Qu’est-ce que Luxembourg peut défendre comme spécificité nationale?

«Qu’est-ce qui fait qu’il va être légitime sur ce secteur-là, plus que sur un autre? Je n’ai pas vraiment de réponse. Parce qu’on a une meilleure expertise du secteur bancaire et financier? OK. Si on veut y aller, il faut se diriger vers la recherche. Que les laboratoires, comme le SnT ou le List, deux beaux organismes qui peuvent travailler sur ces domaines-là.

En même temps, répondre à un incident de sécurité, c’est appliquer une technologie qui existe déjà.
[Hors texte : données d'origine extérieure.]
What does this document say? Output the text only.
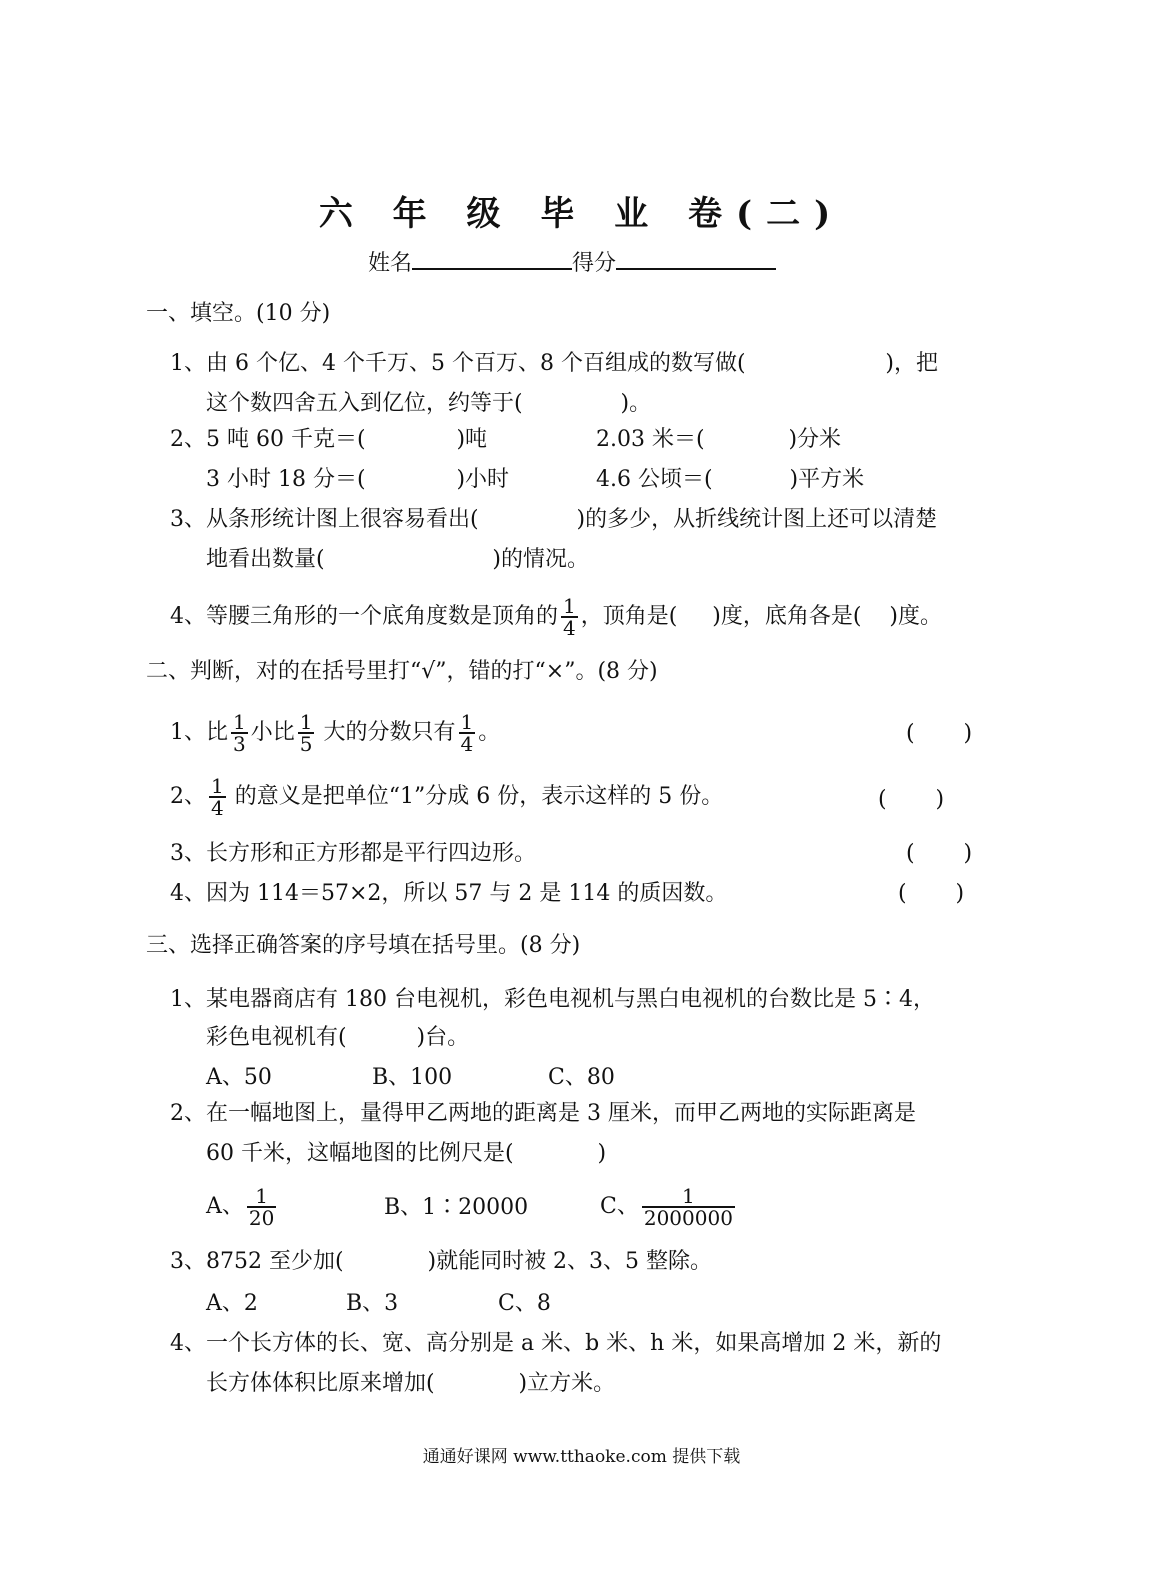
六 年 级 毕 业 卷(二)
姓名	得分
一、填空。(10 分)
1、由 6 个亿、4 个千万、5 个百万、8 个百组成的数写做(                    )，把
这个数四舍五入到亿位，约等于(              )。
2、5 吨 60 千克＝(             )吨	2.03 米＝(            )分米
3 小时 18 分＝(             )小时	4.6 公顷＝(           )平方米
3、从条形统计图上很容易看出(              )的多少，从折线统计图上还可以清楚
地看出数量(                        )的情况。
4、等腰三角形的一个底角度数是顶角的 $\frac{1}{4}$ ，顶角是(     )度，底角各是(    )度。
二、判断，对的在括号里打“√”，错的打“×”。(8 分)
1、比 $\frac{1}{3}$ 小比 $\frac{1}{5}$ 大的分数只有 $\frac{1}{4}$ 。	(       )
2、 $\frac{1}{4}$ 的意义是把单位“1”分成 6 份，表示这样的 5 份。	(       )
3、长方形和正方形都是平行四边形。	(       )
4、因为 114＝57×2，所以 57 与 2 是 114 的质因数。	(       )
三、选择正确答案的序号填在括号里。(8 分)
1、某电器商店有 180 台电视机，彩色电视机与黑白电视机的台数比是 5∶4，
彩色电视机有(          )台。
A、50	B、100	C、80
2、在一幅地图上，量得甲乙两地的距离是 3 厘米，而甲乙两地的实际距离是
60 千米，这幅地图的比例尺是(            )
A、 $\frac{1}{20}$	B、1∶20000	C、 $\frac{1}{2000000}$
3、8752 至少加(            )就能同时被 2、3、5 整除。
A、2	B、3	C、8
4、一个长方体的长、宽、高分别是 a 米、b 米、h 米，如果高增加 2 米，新的
长方体体积比原来增加(            )立方米。
通通好课网 www.tthaoke.com 提供下载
La blockchain, c’est de la cybersécurité par extension, qui permet de garantir la traçabilité, de vérifier toutes les transactions.

On pourrait aussi se dire que, le Luxembourg étant le pays du monde où il y a la plus forte concentration de serveurs de Tier IV, ça peut être légitime de se pencher avant les autres sur les aspects liés aux data centers, comment on peut marketer ça.

On parle de plus en plus d’intelligence artificielle, de ‘deep learning’. Les firewalls apprennent petit à petit tout seuls ce qui est à risque et ce qui n’est pas à risque. On gagne du temps sur la détection des alertes et la qualification des menaces. Sans avoir besoin d’un humain au départ pour vérifier, mais à la fin, en cas de problème.

Les plates-formes les plus hackées sont les plus usuelles. Les hackers ont besoin de monde et de puissance pour passer les barrières de sécurité. Quand ils font l’exercice, ils veulent le maximum d’impact! Là, notre hétérogénéité est un atout.

Martin GuérinCEOLuxembourg-City Incubator

Une certification européenne est-elle une bonne chose pour assurer les acteurs de la cybersécurité? Je ne sais pas. Il faut toujours régler ce paradoxe de la nécessaire harmonisation de tout le sujet en ménageant les spécificités régionales. On a une antinomie à la base pour avoir un truc acceptable pour tout le monde.

On est obligé de le faire: si chaque pays arrive avec ses propres règles, c’est très difficile d’arriver sur chaque marché pour atteindre une taille critique. Quand un entrepreneur va en Inde, en Chine ou aux États-Unis, il n’est pas embêté! On a autant de règles qu’on a de pays et la régulation à 28, je ne sais pas où on va!

Le monde de la cybersécurité a quand même une particularité: les plates-formes les plus hackées sont les plus usuelles. Les hackers ont besoin de monde et de puissance pour passer les barrières de sécurité. Quand ils font l’exercice, ils veulent le maximum d’impact! Là, notre hétérogénéité est un atout. On est moins sexy pour des hackers!»